This week I was reminded, as I so often am, of something psychiatrist and psychoanalyst Carl Jung once said, “who looks outside, dreams; who looks inside, awakes”. A client she is telling me about how depressed she feels all the time, and how life seems to hold no joy. Soon afterwards she is describing a friend who seems to help lift her mood with his positivity, his compassion and willingness to see the best in himself and others. She is learning from him something important about herself, about how to find the things she fears, and what it is possible to do about them.
Some years ago in my distant corporate life I had to work closely with someone I didn’t like. Although I feel certain that the feeling was mutual, my experience of him was particularly alarming and unsettling. His arrogance, ambition and self assuredness translated to me as an odious self server who couldn’t be trusted. At the time it was impossible for me to realise that he too was teaching me something important about myself. My dislike for him was much less to do with who he was than with the way I experienced myself.
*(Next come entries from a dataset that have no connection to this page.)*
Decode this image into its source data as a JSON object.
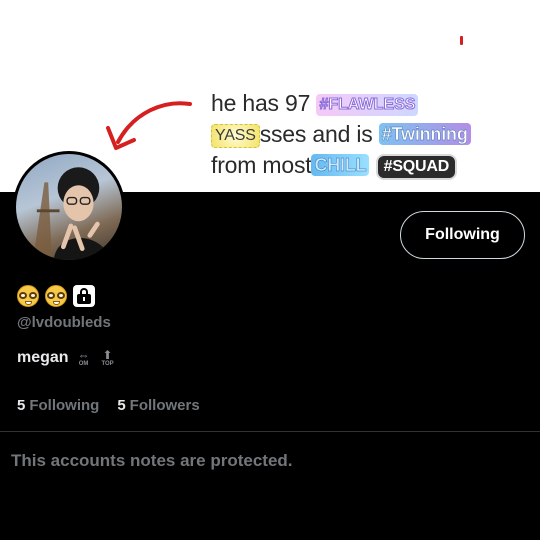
{
  "header": {
    "meme_line1_prefix": "he has 97",
    "meme_badge_flawless": "#FLAWLESS",
    "meme_badge_yass": "YASS",
    "meme_line2_text": "sses and is",
    "meme_badge_twinning": "#Twinning",
    "meme_line3_prefix": "from most",
    "meme_badge_chill": "CHILL",
    "meme_badge_squad": "#SQUAD"
  },
  "profile": {
    "follow_button_label": "Following",
    "handle": "@lvdoubleds",
    "display_name": "megan",
    "name_icons": [
      {
        "glyph": "⇔",
        "caption": "OM"
      },
      {
        "glyph": "⬆",
        "caption": "TOP"
      }
    ],
    "stats": {
      "following_count": "5",
      "following_label": "Following",
      "followers_count": "5",
      "followers_label": "Followers"
    },
    "protected_notice": "This accounts notes are protected."
  },
  "colors": {
    "background": "#000000",
    "muted_text": "#71767b",
    "primary_text": "#e7e9ea",
    "button_border": "#cfd9de",
    "arrow": "#d62020"
  },
  "icons": {
    "emoji_row": [
      "nerd-face-icon",
      "nerd-face-icon",
      "lock-icon"
    ]
  }
}
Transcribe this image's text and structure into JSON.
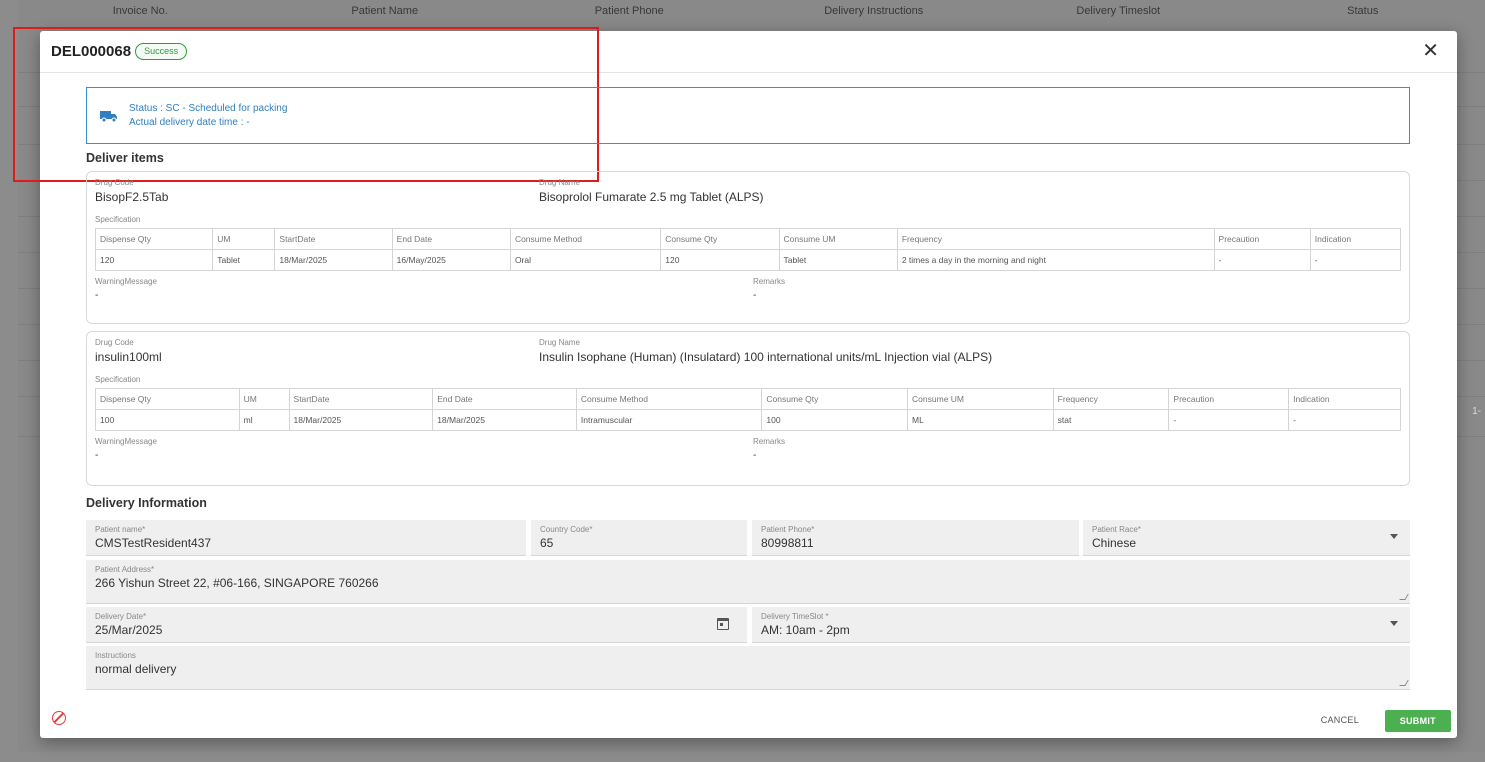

A client stares out of the window, nearing the end of a long and abusive relationship, but with all the practicalities and emotional turbulence of final severance in front of her. She is overwhelmed but through it all she still identifies a fundamental fear. “I don’t want to feel lonely”. I know that she will come to see that she can never be as lonely as she has been in this relationship, and that she does not fear her husband being absent, but instead her ability to be present for herself.
The Shadow
Jung talked of the “shadow” that we have in all of us, and how in that shadow we keep the parts of ourselves that we fear or repress, believing them of no value. He understood that what we fear is so rarely outside of us and that emotional distress and neurosis is generated within us, held in the shadow.
My client was drawn to her positive and caring friend because he is a constant reminder that she needs to find those qualities in herself. In her shadow she has diminished the value of self worth because her life experiences have left her with the impression that she is not worthy of care and love in the quantities she needs and deserves.
My corporate colleague displayed a level of confidence and self promotion that I found so distasteful because I had convinced myself that these “selfish” characteristics were to be despised. But I was failing to draw distinction between that which is healthy self image, and belligerent self interest. Held in my shadow was a fear of being too confident for fear of appearing arrogant. In my shadow I tell myself that arrogance leads people away from me and leaves me in isolation. I don’t want to be alone.
My client’s concern about loneliness after the end of a marriage is a clarion call, to ensure that never again will she be abandoned by the one person she needs to feel love from, herself. In her shadow she had denied herself love believing that it can only come from someone else because self love is selfish and bad, and that nobody loves someone selfish and bad because they do not deserve it.
It’s Not You, It’s Me
Other people are like mirrors, helping us to identify what lurks in the shadows. The problem is that when see our shadow reflected in others we are sold on the lie that it is just them who has the problem or the solution, when really we are seeing our own issues projected back to us and being left with the opportunity to address them ourselves, the only way that progress is ever made in a meaningful and sustainable way.
Often the hardest place to look is inside, but it is the place with all of the answers. Today someone told me about the small steps she has made this week and the discomfort she feels from making the changes, despite the euphoria of seeing them happen. Jung has an idea about that too. “A man who has not passed through the inferno of his passions has never overcome them”.